Residents pack town hall meeting to discuss public safety

Residents pack town hall meeting to discuss public safety

MEMPHIS, Tenn. (WMC) - Some Memphis residents packed a town hall meeting Thursday to learn more about keeping their neighborhoods safe.

“Well we’ve had a lot of car break-ins in my neighborhood,” said Victoria Beard, who lives in the Fox Meadows community.

Beard was one of several people who came out to Shelby County Commissioners Van Turner and Eddie Jones town hall meeting.

Both commissioners have 25 sky cop cameras designated for their district and wanted input from citizens about where to put them.

“But we always caution the citizens that cameras are not a substitution for strong communities, strong neighborhoods,” said Deputy Chief Dan Crowe, Memphis Police Department.

While sky cop cameras were on the flyer, something else was on the minds of these citizens.

“Well I wanted to see what was going on as far as safety for the neighborhood where the cameras are going to be and feel a little more safe in the neighborhood and I also wanted to find out more as far as the wheel tax,” said Beard.

County commissioners are discussing a current proposal on the table that would raise the existing $50 county wheel tax, paid through car registrations, by $20.

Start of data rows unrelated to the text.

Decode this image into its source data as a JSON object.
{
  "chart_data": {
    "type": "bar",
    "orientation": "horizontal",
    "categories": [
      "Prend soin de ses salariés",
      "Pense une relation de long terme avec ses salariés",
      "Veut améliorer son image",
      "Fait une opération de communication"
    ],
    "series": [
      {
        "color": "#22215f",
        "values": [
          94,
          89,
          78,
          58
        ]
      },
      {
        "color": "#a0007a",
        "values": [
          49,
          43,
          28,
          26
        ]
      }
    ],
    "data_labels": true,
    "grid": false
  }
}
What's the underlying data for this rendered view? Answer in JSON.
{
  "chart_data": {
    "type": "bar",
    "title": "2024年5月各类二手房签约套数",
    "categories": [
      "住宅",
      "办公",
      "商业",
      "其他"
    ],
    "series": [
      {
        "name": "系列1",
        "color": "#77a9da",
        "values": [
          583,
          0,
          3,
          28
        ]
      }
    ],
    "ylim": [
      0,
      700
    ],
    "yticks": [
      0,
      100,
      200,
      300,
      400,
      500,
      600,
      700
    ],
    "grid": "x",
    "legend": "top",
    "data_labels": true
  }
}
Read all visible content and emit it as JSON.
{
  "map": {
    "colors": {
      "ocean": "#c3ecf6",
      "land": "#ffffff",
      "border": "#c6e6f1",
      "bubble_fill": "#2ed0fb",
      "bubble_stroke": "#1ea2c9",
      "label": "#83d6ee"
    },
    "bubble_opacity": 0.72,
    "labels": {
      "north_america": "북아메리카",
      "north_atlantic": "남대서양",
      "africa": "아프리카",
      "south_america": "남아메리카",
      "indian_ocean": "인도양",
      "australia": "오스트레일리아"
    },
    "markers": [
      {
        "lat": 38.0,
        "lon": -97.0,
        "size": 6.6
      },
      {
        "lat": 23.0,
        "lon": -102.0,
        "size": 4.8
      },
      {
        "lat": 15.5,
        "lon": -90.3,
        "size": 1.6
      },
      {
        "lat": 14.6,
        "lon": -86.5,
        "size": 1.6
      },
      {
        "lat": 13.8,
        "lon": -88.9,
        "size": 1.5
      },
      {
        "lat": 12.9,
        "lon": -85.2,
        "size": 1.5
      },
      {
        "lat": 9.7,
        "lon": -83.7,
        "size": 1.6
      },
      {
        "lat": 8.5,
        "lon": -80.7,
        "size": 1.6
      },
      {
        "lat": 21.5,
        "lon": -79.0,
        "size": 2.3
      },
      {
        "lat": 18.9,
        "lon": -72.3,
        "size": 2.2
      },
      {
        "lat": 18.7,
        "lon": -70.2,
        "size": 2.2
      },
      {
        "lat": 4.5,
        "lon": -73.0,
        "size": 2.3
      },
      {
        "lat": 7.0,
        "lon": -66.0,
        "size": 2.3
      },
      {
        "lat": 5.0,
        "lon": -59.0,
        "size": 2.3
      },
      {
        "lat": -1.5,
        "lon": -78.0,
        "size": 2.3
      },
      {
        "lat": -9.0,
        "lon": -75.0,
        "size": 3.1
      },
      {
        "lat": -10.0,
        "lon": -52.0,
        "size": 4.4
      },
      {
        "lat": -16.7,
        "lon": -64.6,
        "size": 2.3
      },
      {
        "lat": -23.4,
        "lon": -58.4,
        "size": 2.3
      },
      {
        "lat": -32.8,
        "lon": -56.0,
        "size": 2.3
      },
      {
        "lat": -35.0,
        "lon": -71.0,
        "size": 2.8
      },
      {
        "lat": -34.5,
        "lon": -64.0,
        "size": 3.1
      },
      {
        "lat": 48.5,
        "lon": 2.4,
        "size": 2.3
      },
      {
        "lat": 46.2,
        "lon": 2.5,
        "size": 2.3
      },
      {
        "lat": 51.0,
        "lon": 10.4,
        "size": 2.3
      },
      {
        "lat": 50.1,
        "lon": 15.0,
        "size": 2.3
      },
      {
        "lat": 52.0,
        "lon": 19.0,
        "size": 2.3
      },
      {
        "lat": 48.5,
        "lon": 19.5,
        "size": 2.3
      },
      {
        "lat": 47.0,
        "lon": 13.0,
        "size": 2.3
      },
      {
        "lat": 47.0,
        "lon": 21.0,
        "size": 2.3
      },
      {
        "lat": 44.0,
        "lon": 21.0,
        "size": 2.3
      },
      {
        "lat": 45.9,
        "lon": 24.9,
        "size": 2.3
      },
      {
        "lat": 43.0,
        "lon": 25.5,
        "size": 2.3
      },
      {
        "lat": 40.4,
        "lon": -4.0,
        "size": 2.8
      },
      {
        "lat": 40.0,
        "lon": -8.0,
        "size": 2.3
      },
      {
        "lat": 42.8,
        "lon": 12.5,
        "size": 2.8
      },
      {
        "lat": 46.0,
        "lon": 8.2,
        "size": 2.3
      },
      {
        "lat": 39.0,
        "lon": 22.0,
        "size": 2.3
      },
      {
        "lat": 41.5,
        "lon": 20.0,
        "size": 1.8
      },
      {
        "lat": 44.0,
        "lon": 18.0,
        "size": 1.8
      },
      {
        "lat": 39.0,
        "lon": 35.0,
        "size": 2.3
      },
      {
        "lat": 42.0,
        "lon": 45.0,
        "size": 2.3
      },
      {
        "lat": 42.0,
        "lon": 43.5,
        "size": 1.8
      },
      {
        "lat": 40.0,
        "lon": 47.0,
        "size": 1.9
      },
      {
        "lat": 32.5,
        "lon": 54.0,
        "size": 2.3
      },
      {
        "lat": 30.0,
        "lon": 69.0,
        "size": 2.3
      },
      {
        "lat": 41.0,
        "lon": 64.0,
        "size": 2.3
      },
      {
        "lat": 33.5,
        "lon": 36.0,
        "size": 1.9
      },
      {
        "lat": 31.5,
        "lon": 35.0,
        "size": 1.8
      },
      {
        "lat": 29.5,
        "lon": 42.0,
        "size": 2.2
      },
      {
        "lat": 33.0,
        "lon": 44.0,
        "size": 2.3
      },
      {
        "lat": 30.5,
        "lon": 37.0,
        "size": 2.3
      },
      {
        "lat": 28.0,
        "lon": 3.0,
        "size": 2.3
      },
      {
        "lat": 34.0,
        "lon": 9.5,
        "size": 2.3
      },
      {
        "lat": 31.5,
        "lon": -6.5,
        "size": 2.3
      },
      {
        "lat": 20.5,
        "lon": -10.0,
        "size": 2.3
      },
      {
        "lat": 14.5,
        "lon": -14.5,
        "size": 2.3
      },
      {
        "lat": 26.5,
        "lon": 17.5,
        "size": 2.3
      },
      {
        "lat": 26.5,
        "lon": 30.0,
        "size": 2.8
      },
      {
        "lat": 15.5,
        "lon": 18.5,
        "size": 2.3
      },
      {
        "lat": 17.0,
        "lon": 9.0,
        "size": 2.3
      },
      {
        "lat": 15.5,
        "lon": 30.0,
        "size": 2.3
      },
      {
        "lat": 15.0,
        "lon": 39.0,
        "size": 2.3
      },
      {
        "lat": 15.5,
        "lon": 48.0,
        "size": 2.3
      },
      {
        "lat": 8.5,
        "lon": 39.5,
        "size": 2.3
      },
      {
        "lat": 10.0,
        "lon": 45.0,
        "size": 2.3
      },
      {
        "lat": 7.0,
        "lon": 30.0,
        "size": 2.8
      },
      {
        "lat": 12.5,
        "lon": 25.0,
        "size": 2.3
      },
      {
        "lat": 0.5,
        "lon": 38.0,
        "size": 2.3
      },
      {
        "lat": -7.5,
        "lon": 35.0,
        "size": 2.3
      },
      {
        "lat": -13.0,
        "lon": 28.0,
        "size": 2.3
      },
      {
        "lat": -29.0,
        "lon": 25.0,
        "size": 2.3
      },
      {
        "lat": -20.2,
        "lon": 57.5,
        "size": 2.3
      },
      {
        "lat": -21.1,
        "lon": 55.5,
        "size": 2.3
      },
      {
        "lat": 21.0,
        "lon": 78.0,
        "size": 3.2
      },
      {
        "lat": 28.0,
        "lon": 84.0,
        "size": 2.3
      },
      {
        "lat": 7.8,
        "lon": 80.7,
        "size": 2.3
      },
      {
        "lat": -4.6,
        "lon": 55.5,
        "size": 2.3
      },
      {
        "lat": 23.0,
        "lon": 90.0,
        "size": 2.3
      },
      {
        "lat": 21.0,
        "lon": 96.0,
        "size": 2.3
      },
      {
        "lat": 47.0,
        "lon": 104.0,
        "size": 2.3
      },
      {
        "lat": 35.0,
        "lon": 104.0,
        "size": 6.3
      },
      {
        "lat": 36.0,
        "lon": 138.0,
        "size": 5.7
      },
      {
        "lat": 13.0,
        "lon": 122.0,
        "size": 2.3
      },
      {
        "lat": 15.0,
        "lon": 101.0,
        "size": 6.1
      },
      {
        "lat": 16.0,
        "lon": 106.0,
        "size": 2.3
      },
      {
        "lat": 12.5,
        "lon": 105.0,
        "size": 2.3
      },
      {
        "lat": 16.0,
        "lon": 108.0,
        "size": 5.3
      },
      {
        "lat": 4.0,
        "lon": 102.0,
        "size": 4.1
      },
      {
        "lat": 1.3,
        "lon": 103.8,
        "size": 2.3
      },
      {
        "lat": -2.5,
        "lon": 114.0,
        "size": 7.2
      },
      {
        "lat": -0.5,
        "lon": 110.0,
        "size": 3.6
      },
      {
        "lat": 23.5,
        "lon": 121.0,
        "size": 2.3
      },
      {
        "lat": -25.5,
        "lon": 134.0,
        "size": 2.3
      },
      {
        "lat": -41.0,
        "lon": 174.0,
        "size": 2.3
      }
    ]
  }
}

If passed, $50 of the wheel tax would continue to fund education and revenue from the additional $20 would fund MATA.

Commissioners will discuss it further Monday.

“I don't understand the rush to do this in January and it don't take effect until July. Give us an opportunity to look at other options,” said Jones.

Shelby County Mayor Lee Harris pitched a different option. He wants to charge every household a $145 sustainability fee after their second vehicle registration.

Commissioner Jones told the audience he seriously doubts if the mayor’s plan will come to fruition.

As far as the sky cop cameras are concerned, Commissioner Jones says he wants to give priority to locations where illegal dumping is an issue.

MPD also has a few locations that they have identified as “hot spots” that may need the cameras as well.